Drought conditions started last fall. Between October and December, a weather station at the Durango-La Plata County Airport recorded 0.32 inches of precipitation, nearly 4 inches below those months’ historic averages.
Then, winter failed to show up, with the San Juan Mountains recording just half the snowpack it receives in a normal year. On Molas Pass, there were only 11 inches of snow water equivalent, compared with the average of nearly 20 inches.
This spring, the U.S. Drought Monitor listed Southwest Colorado in an “exceptional drought” – the highest and most intense category the center has for drought listings.
Lack of rain over spring and summer has kept Southwest Colorado in this category. The same weather station at the airport has recorded about 4 inches of rain since Jan. 1 – nearly 8 inches below normal.
Smith said the low flow on the Animas River can be attributed to a lack of monsoons during July, August and September in Southwest Colorado.
“The monsoons are important to keep the flow up in the late part of summer,” Smith said. “And it just did not materialize this year.”
For months, forecasters held out hope the monsoon would arrive, but a high-pressure system sitting farther west than usual blocked moisture from making it to the parched landscape of Southwest Colorado.
“We had a few good days,” said Megan Stackhouse, a meteorologist with the National Weather Service in Grand Junction, in a previous interview. “But that high just blocked everything.”
Ever since 2000, weather experts have noticed an alarming trend: less monsoon activity and decreasing precipitation over the San Juan Mountains, Smith said.
“That’s a trend you hope is not going to continue indefinitely into the future,” he said. “I’m not sure what that means for the long haul.”
Peter Goble, a climatologist with Colorado State University’s Colorado Climate Center, said the cause behind decreasing monsoon activity remains unknown.
“In the grand scheme of things, it still hasn’t been even 20 years,” Goble said. “And the monsoon is a bit of a funky pattern. It’s quite transient and highly variable.”
The lack of snowpack in the winter and precipitation in the summer, combined with above-average temperatures, has wreaked havoc on watersheds throughout the Four Corners, Goble said.
A water-level gauge on the San Juan River near Bluff, New Mexico, for instance, recorded its lowest flow in 92 years of data. And a weather station at Mesa Verde, too, recorded its lowest precipitation total in 120 years.

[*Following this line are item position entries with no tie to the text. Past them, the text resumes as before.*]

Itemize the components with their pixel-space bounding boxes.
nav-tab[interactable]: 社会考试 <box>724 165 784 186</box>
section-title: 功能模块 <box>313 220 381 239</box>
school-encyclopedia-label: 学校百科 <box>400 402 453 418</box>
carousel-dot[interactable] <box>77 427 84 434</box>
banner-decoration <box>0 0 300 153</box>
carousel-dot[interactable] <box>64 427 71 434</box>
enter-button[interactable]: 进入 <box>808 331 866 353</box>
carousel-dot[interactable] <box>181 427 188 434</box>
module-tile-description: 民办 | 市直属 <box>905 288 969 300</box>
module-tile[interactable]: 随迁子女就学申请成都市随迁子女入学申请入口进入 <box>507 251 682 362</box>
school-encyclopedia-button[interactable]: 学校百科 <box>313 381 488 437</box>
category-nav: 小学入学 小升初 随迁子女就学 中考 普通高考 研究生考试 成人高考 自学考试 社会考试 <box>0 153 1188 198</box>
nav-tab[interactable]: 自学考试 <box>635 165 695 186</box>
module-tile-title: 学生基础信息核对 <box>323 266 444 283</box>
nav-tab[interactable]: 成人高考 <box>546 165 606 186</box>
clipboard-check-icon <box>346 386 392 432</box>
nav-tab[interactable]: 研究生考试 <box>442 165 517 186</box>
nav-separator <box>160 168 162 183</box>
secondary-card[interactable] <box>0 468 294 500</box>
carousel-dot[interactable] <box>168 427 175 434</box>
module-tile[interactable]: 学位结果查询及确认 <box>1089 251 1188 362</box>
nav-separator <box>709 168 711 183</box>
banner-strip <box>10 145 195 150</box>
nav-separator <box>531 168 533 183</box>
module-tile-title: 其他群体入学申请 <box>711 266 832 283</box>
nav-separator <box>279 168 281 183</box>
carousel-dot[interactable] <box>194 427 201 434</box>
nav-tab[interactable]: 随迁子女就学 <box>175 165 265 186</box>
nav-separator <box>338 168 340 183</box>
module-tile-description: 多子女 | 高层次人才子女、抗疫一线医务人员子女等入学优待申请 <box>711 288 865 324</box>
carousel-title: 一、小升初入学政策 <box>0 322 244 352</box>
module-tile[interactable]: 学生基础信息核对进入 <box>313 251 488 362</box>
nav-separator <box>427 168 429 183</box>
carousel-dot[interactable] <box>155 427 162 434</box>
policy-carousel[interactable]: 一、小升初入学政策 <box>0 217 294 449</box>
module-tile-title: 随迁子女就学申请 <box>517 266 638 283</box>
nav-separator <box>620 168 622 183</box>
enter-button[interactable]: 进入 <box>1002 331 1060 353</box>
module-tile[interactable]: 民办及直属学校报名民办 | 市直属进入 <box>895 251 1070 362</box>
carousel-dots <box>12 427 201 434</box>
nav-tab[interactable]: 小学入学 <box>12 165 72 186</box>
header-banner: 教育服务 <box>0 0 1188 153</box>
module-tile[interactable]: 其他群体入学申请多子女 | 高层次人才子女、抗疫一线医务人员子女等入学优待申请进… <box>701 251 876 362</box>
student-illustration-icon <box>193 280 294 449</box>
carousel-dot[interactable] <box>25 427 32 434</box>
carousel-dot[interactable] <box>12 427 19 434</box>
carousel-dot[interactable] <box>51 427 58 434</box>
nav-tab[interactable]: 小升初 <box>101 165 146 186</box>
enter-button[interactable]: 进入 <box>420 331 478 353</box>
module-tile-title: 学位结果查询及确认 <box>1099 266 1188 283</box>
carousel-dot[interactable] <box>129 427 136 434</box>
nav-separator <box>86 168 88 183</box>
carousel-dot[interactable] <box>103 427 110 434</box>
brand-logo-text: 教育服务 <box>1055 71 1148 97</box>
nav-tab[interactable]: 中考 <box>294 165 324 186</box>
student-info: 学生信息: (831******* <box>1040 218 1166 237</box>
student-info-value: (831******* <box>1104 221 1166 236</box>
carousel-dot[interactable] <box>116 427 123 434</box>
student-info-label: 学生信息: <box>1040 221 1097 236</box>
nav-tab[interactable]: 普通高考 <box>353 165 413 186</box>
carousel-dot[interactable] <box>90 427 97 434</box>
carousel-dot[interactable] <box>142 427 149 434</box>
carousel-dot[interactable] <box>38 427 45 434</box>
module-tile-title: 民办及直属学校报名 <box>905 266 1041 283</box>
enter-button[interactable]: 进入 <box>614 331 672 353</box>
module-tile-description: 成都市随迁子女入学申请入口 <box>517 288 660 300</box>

“We’ve seen some disconcerting records,” Goble said. “It’s a serious situation.”
The seriousness of the situation can be illustrated in the region’s reservoirs: both Lemon and Vallecito reservoirs are nearing 10 percent capacity. Calls to the city of Durango to check on the city’s reservoir were not returned late Monday.
Despite the Animas River’s chronically low flows this year, Rob Genualdi, division engineer for the Colorado Division of Water Resource Division 7, said there have been no water calls on the main stem of the Animas River.
In Colorado, there is a priority system with water rights. Those with older water rights have the authority to cut off people with newer water rights to satisfy their needs.
“No one has said they want junior water rights turned off to satisfy theirs,” Genualdi said.
It’s a different story on the Animas River’s heavily used tributaries – like Falls, Junction and Lightner creeks. Water rights were called on those streams, and in some cases, the creeks dried up.
Smith said the Four Corners is no stranger to prolonged drought. In the 1930s and 1940s, there were some bad snowpack years.
“This is a semi-arid region,” he said. “If you look at the long-term history, we just have periods where we get real dry. It happens. We’ll probably get wet periods again, too.”
The Animas River may see a much-needed bump in flows as remnants of Tropical Storm Rosa are expected to dump a good amount of rain over the region this week. Forecasters also say the first snowstorm of the season may hit this weekend.